LD-transpeptidation is crucial for fitness and polar growth in Agrobacterium tumefaciens.

Abstract

Peptidoglycan (PG), a mesh-like structure which is the primary component of the bacterial cell wall, is crucial to maintain cell integrity and shape. While most bacteria rely on penicillin binding proteins (PBPs) for crosslinking, some species also employ LD-transpeptidases (LDTs).
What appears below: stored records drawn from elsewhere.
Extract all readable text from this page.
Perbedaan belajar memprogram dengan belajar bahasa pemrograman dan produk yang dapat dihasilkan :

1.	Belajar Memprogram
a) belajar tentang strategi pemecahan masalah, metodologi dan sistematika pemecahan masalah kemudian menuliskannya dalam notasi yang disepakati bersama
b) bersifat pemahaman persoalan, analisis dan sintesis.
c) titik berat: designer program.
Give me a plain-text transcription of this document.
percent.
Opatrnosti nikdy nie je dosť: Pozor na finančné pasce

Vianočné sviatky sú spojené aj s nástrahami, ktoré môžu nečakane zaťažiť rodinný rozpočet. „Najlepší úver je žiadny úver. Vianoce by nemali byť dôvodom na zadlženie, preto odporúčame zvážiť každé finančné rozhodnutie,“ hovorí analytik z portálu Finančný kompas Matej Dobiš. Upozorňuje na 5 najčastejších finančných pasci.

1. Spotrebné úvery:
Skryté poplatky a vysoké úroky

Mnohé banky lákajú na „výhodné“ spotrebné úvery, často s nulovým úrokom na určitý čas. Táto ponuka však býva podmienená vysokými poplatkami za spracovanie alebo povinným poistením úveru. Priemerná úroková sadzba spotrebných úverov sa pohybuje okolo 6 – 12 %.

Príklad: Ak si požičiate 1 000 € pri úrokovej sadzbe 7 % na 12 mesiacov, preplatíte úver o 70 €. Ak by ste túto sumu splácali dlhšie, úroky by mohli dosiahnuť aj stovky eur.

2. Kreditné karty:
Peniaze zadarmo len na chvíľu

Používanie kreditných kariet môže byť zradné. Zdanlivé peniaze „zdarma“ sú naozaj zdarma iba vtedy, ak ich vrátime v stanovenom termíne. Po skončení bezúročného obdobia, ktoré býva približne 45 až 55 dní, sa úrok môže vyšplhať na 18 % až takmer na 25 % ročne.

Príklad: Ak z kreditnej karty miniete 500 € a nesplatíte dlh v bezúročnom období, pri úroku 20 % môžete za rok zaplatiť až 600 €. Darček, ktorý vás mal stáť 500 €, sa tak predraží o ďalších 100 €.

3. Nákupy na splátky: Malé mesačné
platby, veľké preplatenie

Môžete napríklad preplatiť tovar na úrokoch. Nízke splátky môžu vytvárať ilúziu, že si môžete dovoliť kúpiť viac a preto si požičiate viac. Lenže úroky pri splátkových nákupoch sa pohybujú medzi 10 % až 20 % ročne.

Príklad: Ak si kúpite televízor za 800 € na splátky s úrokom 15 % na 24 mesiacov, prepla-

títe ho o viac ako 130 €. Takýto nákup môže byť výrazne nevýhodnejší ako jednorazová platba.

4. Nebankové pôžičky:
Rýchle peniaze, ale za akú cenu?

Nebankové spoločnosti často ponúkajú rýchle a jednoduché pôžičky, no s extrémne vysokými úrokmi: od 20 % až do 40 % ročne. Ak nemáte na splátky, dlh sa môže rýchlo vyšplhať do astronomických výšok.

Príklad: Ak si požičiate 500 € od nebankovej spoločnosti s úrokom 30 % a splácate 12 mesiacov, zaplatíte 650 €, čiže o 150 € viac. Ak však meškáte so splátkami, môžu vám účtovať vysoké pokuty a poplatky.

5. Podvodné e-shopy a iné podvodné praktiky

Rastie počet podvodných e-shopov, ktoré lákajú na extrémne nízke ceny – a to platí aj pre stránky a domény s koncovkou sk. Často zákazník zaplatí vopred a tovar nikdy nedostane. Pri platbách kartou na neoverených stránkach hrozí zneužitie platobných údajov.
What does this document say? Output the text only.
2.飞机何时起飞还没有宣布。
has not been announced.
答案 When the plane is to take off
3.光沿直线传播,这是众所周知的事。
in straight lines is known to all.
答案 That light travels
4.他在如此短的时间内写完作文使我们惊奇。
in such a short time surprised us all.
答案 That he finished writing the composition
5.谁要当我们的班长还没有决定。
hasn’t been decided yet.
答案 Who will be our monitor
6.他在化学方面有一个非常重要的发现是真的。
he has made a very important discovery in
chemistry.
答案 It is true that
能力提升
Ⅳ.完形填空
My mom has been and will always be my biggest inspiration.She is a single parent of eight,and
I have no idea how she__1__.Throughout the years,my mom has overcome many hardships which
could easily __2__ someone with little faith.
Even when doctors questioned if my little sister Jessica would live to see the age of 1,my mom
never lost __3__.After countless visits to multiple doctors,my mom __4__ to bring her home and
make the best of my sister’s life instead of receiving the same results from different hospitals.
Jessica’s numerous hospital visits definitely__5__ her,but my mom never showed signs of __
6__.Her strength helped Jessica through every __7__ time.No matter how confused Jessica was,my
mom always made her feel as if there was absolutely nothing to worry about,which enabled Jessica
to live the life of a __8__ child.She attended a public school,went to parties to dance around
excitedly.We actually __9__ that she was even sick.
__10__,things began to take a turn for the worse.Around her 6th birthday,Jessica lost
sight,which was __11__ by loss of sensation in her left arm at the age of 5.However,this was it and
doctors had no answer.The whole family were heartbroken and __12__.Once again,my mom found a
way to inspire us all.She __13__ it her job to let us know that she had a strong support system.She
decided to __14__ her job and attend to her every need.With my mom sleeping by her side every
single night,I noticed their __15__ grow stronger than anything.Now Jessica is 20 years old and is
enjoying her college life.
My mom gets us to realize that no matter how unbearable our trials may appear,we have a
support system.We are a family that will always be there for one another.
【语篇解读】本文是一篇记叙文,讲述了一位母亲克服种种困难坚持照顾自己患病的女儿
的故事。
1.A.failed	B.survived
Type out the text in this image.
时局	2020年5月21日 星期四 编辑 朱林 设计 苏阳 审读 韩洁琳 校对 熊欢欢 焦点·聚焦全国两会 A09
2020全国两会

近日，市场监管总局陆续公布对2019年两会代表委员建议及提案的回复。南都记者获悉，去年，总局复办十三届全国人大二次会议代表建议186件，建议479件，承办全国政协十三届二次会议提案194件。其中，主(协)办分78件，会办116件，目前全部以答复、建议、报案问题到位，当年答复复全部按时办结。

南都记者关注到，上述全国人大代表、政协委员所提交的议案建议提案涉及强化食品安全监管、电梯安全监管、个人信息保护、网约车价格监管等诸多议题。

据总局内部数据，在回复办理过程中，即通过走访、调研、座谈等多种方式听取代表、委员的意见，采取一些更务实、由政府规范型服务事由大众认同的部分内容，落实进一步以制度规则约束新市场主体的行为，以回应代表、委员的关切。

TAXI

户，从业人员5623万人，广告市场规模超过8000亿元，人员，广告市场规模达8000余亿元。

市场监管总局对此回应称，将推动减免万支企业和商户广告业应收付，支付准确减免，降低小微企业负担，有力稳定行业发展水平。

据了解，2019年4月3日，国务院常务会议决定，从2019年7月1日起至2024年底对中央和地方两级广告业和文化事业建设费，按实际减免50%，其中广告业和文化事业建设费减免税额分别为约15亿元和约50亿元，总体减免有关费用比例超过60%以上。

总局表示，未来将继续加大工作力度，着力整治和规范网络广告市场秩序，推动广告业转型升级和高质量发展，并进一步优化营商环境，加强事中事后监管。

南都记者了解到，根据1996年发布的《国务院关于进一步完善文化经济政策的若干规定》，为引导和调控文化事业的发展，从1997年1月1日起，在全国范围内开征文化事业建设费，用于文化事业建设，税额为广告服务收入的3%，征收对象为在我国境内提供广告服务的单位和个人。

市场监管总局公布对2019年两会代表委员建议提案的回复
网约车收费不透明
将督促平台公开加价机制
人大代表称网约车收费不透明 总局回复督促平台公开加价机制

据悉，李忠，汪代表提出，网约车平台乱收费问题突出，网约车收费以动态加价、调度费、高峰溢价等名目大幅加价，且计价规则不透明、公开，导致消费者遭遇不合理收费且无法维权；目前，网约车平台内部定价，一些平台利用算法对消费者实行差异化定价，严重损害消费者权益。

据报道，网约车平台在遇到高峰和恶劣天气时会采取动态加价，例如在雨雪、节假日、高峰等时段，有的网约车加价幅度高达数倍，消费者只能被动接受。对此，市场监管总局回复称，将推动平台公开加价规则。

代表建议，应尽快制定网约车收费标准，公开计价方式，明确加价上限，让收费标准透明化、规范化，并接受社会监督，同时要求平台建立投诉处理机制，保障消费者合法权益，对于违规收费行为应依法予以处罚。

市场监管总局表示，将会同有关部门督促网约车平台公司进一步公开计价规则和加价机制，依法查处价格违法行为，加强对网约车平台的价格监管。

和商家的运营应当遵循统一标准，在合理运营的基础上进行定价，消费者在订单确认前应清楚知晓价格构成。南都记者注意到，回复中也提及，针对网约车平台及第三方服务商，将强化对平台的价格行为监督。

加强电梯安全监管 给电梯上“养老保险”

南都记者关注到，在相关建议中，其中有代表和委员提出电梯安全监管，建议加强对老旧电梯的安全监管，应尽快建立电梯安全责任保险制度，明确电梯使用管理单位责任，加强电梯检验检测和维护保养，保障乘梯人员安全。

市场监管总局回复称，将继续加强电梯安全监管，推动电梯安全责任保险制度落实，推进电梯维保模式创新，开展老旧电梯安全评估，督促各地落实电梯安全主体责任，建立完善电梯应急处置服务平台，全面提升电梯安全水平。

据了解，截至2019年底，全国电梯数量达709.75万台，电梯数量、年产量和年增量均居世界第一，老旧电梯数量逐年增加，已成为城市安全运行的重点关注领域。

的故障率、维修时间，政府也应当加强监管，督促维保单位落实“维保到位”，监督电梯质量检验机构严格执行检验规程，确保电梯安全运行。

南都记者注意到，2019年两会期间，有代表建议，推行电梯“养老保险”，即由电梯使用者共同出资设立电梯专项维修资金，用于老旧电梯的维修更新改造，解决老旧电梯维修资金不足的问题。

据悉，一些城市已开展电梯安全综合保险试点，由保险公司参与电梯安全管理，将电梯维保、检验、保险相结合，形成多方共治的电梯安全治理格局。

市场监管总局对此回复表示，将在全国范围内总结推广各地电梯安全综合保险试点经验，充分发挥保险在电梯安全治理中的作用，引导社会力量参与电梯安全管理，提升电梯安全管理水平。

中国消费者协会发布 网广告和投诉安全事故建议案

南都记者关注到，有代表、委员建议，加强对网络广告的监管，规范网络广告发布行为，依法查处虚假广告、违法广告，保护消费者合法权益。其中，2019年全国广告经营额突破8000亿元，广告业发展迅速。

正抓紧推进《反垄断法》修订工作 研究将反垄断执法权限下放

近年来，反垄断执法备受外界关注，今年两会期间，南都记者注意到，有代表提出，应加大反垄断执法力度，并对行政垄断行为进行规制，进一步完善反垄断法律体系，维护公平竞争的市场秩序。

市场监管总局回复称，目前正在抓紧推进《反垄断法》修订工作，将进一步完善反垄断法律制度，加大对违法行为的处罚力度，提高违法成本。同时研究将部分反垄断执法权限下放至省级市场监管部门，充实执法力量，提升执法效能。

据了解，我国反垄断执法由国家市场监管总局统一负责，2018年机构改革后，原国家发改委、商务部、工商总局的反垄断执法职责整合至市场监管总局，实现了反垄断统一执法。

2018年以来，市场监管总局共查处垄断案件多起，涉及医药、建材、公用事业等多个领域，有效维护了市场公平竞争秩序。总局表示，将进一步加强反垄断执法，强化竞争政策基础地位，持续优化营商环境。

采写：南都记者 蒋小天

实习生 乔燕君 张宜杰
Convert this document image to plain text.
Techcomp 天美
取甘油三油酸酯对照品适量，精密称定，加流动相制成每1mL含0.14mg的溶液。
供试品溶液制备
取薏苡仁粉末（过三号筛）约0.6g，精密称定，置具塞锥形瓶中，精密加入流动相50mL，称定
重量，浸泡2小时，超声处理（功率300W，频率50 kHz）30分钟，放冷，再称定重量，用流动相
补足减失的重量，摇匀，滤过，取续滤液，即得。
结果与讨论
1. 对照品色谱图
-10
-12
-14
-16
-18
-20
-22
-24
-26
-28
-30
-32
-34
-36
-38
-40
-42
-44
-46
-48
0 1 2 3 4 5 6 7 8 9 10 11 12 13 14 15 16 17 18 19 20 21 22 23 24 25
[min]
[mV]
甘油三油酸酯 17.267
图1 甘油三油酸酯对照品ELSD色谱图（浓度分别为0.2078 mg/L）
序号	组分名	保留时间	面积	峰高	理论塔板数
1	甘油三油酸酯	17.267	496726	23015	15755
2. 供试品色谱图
Unlike PBPs, the essentiality and biological functions of LDTs remain largely unclear. The Hyphomicrobiales order of the Alphaproteobacteria, known for their polar growth, have PG which is unusually rich in LD-crosslinks, suggesting that LDTs may play a more significant role in PG synthesis in these bacteria. Here, we investigated LDTs in the plant pathogen Agrobacterium tumefaciens and found that LD-transpeptidation, resulting from at least one of 14 putative LDTs present in this bacterium, is essential for its survival. Notably, a mutant lacking a distinctive group of 7 LDTs which are broadly conserved among the Hyphomicrobiales exhibited reduced LD-crosslinking and tethering of PG to outer membrane β-barrel proteins. Consequently, this mutant suffered severe fitness loss and cell shape rounding, underscoring the critical role played by these Hyphomicrobiales-specific LDTs in maintaining cell wall integrity and promoting elongation. Tn-sequencing screens further revealed non-redundant functions for A. tumefaciens LDTs. Specifically, Hyphomicrobiales-specific LDTs exhibited synthetic genetic interactions with division and cell cycle proteins, and a single LDT from another group. Additionally, our findings demonstrate that strains lacking all LDTs except one displayed distinctive phenotypic profiles and genetic interactions. Collectively, our work emphasizes the critical role of LD-crosslinking in A. tumefaciens cell wall integrity and growth and provides insights into the functional specialization of these crosslinking activities.